Dalam buku ini, Bonanno juga membedakan jelas antara kerusuhan dan insureksi. Kerusuhan muncul dari emosi rakyat tanpa arah, sedangkan insureksi adalah strategi politik yang matang. Ia menegaskan bahwa tindakan kecil, konsisten, dan terarah bisa lebih efektif daripada kekerasan simbolik yang hanya memicu kerusuhan sesaat. 

Bonanno menyajikan argumen praktis bagi mereka yang ingin memahami anarkisme modern: revolusi bukan soal kekerasan instan, tapi kesadaran dan perencanaan. Buku ini mendorong pembaca berpikir kritis tentang metode perubahan sosial dan politik. 

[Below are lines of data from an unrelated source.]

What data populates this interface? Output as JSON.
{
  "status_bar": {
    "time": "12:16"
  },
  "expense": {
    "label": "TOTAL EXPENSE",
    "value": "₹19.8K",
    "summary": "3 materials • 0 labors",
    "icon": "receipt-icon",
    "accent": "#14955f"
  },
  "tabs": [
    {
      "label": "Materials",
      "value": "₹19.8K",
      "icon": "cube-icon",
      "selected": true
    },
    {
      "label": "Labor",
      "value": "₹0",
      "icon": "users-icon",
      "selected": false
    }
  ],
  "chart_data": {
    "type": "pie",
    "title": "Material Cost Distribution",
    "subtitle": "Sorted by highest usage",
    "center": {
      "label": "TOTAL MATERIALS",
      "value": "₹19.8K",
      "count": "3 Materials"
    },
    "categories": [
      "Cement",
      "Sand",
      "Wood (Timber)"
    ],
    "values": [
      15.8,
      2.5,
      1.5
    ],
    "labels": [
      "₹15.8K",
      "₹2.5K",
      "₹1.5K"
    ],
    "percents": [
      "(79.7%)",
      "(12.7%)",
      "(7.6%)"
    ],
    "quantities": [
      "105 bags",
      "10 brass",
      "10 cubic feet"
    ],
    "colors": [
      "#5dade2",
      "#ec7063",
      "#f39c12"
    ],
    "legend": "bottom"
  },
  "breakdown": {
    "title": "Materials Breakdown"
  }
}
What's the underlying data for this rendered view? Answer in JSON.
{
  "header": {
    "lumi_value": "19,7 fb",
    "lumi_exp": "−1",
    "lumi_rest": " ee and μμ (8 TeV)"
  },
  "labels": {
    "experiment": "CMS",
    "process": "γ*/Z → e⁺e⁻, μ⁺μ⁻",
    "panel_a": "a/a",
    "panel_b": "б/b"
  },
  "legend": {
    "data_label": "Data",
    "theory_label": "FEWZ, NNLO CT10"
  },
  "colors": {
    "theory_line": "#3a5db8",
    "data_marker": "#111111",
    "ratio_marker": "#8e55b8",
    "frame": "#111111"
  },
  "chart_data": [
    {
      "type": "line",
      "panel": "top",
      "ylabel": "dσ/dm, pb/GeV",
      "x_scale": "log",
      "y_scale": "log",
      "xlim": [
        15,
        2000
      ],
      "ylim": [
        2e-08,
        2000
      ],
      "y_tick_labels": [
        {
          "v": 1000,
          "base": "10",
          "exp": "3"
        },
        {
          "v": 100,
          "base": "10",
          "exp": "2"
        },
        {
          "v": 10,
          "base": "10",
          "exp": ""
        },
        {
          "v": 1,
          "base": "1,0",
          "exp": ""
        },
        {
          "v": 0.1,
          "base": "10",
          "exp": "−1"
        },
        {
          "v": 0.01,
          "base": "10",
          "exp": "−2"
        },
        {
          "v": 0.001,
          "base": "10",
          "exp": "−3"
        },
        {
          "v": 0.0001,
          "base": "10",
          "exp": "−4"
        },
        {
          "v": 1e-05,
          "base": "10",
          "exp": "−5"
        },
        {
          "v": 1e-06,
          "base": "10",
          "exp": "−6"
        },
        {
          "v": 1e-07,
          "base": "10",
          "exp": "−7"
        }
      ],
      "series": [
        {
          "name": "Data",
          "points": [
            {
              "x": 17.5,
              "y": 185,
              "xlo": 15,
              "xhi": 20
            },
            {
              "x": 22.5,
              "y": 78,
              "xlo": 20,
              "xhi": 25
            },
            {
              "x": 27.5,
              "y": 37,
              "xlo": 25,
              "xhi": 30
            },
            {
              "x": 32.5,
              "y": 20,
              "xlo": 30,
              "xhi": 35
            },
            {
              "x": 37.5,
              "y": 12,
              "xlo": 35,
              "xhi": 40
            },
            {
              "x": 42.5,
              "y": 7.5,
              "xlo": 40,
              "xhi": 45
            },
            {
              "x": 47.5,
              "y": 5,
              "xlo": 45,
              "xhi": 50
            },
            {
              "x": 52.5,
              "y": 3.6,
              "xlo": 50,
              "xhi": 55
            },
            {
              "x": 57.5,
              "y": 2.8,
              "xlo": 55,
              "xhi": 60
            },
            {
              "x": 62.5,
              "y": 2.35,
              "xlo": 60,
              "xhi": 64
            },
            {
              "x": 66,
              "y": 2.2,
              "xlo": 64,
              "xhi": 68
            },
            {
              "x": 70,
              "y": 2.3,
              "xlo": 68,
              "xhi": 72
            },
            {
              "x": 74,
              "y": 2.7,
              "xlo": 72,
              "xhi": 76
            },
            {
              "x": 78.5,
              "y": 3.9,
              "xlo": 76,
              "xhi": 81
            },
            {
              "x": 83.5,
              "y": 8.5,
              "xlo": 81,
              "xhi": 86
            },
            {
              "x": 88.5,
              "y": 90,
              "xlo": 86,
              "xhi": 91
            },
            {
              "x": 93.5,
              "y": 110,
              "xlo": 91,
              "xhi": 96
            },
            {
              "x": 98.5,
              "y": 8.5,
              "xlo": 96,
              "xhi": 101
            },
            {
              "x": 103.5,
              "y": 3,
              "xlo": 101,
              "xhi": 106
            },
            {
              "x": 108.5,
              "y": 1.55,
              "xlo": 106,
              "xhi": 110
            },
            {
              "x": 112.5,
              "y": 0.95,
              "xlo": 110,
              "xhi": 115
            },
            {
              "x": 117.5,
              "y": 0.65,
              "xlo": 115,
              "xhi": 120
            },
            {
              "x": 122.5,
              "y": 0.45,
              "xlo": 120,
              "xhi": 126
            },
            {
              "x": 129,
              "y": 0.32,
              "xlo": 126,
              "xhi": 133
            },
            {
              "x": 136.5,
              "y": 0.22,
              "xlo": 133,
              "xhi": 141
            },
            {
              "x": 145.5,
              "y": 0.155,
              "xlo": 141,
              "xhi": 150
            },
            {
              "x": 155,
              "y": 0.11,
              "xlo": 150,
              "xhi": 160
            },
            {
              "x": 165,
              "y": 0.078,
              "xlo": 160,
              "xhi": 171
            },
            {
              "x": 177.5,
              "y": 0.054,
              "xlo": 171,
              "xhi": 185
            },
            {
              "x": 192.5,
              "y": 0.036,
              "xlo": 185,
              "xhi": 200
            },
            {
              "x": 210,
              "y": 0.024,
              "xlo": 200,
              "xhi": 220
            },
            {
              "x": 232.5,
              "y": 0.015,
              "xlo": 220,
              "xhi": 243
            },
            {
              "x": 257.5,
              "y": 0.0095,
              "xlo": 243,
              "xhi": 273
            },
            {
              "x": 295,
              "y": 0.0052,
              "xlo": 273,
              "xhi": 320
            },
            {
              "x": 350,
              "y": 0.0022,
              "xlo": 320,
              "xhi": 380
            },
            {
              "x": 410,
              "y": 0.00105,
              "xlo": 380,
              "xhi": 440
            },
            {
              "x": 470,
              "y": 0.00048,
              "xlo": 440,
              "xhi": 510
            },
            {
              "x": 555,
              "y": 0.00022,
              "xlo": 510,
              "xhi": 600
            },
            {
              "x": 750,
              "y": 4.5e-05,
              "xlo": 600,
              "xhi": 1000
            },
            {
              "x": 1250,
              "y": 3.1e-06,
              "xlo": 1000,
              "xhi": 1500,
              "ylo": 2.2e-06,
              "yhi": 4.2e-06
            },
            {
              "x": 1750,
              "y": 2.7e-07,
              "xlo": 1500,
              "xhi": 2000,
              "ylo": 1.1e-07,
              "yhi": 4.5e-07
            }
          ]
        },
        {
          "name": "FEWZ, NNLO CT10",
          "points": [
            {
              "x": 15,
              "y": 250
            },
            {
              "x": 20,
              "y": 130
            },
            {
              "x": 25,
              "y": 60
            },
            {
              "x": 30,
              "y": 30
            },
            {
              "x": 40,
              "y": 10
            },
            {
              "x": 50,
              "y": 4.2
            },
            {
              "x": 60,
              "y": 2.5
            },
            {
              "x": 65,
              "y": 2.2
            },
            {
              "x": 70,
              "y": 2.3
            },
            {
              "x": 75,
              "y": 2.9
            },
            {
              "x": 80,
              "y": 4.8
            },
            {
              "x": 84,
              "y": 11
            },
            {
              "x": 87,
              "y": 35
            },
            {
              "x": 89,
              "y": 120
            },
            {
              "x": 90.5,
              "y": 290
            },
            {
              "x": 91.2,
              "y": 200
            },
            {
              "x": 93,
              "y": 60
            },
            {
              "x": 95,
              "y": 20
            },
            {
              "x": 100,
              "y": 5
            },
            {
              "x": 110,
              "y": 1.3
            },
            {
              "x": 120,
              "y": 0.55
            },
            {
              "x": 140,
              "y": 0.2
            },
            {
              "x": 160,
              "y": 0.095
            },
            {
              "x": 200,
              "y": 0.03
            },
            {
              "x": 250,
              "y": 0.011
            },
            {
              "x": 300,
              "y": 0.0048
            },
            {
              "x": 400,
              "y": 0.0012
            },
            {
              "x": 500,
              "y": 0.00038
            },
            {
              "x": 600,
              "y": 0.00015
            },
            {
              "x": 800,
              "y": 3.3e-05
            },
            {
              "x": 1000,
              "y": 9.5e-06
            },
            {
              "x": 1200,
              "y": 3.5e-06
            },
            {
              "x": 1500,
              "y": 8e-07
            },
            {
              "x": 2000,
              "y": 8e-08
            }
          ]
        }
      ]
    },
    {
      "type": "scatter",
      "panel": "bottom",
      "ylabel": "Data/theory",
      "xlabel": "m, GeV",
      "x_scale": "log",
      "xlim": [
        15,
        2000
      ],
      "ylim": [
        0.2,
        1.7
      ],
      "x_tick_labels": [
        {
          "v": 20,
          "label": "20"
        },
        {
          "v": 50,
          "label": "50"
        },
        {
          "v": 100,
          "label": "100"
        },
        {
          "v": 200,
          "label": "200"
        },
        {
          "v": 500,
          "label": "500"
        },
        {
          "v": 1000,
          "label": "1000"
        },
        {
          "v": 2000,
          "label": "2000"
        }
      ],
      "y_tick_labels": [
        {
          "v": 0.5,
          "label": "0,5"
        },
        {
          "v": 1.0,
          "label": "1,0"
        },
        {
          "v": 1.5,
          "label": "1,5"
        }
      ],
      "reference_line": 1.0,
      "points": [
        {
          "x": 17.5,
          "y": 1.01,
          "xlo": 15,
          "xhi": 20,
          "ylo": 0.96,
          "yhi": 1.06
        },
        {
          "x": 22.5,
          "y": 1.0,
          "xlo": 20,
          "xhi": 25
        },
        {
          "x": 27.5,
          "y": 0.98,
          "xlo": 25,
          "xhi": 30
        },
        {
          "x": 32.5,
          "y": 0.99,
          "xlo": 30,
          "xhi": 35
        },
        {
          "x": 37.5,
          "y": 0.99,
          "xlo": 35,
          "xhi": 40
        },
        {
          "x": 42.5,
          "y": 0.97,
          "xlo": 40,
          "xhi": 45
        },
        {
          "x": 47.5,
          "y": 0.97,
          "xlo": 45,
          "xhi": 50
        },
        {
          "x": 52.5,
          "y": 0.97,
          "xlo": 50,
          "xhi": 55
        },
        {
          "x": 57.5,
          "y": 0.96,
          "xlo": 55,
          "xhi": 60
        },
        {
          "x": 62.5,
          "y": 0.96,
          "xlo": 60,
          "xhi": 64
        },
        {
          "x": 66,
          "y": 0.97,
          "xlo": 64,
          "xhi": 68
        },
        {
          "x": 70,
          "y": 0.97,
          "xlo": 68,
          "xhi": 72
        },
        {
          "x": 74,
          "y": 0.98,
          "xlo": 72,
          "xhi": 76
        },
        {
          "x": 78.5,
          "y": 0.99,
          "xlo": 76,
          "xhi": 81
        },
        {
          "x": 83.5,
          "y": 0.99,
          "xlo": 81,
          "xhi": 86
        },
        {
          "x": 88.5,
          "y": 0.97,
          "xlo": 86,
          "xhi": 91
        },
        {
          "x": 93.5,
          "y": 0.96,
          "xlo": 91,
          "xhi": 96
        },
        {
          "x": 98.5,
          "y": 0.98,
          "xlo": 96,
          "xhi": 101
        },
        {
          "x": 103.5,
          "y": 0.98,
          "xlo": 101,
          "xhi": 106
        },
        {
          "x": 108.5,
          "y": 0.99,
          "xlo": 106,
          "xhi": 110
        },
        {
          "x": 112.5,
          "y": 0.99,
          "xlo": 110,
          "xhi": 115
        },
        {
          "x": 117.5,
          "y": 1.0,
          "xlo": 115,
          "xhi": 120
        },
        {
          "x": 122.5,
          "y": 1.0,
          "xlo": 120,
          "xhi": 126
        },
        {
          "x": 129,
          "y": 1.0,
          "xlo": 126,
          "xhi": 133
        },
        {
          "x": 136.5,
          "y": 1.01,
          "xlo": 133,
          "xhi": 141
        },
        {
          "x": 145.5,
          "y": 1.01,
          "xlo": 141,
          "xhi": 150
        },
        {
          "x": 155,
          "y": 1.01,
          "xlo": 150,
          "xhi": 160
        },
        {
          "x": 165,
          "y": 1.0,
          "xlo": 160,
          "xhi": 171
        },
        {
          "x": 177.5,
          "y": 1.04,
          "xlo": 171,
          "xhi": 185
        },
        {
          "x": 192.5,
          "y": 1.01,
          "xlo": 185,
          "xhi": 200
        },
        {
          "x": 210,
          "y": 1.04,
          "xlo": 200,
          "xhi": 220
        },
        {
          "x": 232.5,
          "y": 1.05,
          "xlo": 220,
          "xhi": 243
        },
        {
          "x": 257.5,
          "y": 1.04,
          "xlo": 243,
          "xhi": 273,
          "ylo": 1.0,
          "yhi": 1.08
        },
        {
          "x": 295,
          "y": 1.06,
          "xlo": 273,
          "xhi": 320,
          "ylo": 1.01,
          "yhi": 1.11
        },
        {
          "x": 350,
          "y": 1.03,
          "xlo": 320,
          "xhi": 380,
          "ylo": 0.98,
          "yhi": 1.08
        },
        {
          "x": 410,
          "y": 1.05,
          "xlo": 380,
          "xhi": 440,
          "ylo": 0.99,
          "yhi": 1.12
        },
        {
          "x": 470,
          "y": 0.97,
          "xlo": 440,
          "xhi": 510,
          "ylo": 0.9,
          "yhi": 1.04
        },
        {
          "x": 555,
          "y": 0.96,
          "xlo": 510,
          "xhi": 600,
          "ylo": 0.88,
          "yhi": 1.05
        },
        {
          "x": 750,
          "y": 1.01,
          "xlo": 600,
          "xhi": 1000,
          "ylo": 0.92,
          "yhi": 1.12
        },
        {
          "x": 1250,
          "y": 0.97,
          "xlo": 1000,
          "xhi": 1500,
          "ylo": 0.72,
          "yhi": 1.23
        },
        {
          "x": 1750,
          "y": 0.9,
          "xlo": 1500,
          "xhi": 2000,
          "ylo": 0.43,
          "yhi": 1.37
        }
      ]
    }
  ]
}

Kritik Bonanno terhadap kerusuhan juga relevan dalam konteks demo Agustus 2025. Penyitaan buku semacam ini justru memperlihatkan ketakutan negara terhadap pemikiran kritis, padahal buku tersebut menekankan metode damai dan terorganisir untuk perubahan sosial. 

Baca juga: Isu Perusuh dalam Penjarahan Pejabat: Aparat yang Tertangkap, Temuan Warga, dan Isu Makar yang Bahaya 

Pemikiran Karl Marx: Dari Sosialisme Utopis ke Perselisihan Revisionisme – Franz Magnis Suseno 

Buku Romo Magnis ini membahas perkembangan pemikiran Marx dari awal hingga akhir hayatnya. Marx muda terinspirasi Hegel dan cenderung utopis, membayangkan masyarakat tanpa kelas tapi sulit dijalankan. Marx tua kemudian merumuskan teori sosialisme ilmiah yang lebih konkret, termasuk konsep pencurian nilai lebih oleh kapitalis. 

Romo Magnis membedakan dengan jelas antara Marxisme dan Komunisme, yang sering disamakan. Ini membantu pembaca memahami teori Marx secara lebih tepat, sekaligus membantah stereotip politik yang salah kaprah. 

Buku ini juga menekankan perkembangan Marx sebagai manusia. Teori Marx bukan statis; ia berubah seiring pengalaman dan refleksi. Setiap bab menyoroti kritik dan perdebatan internal Marx, sehingga pembaca diajak berpikir kritis, bukan sekadar mengadopsi ideologi. 

Sumber: Gramedia

Selain itu, buku ini mengajak pembaca menimbang praktik sosialisme dan komunisme setelah Marx, termasuk interpretasi yang menyimpang. Dengan begitu, buku ini tidak mendorong komunisme ekstrem, tetapi mengajak refleksi mendalam. 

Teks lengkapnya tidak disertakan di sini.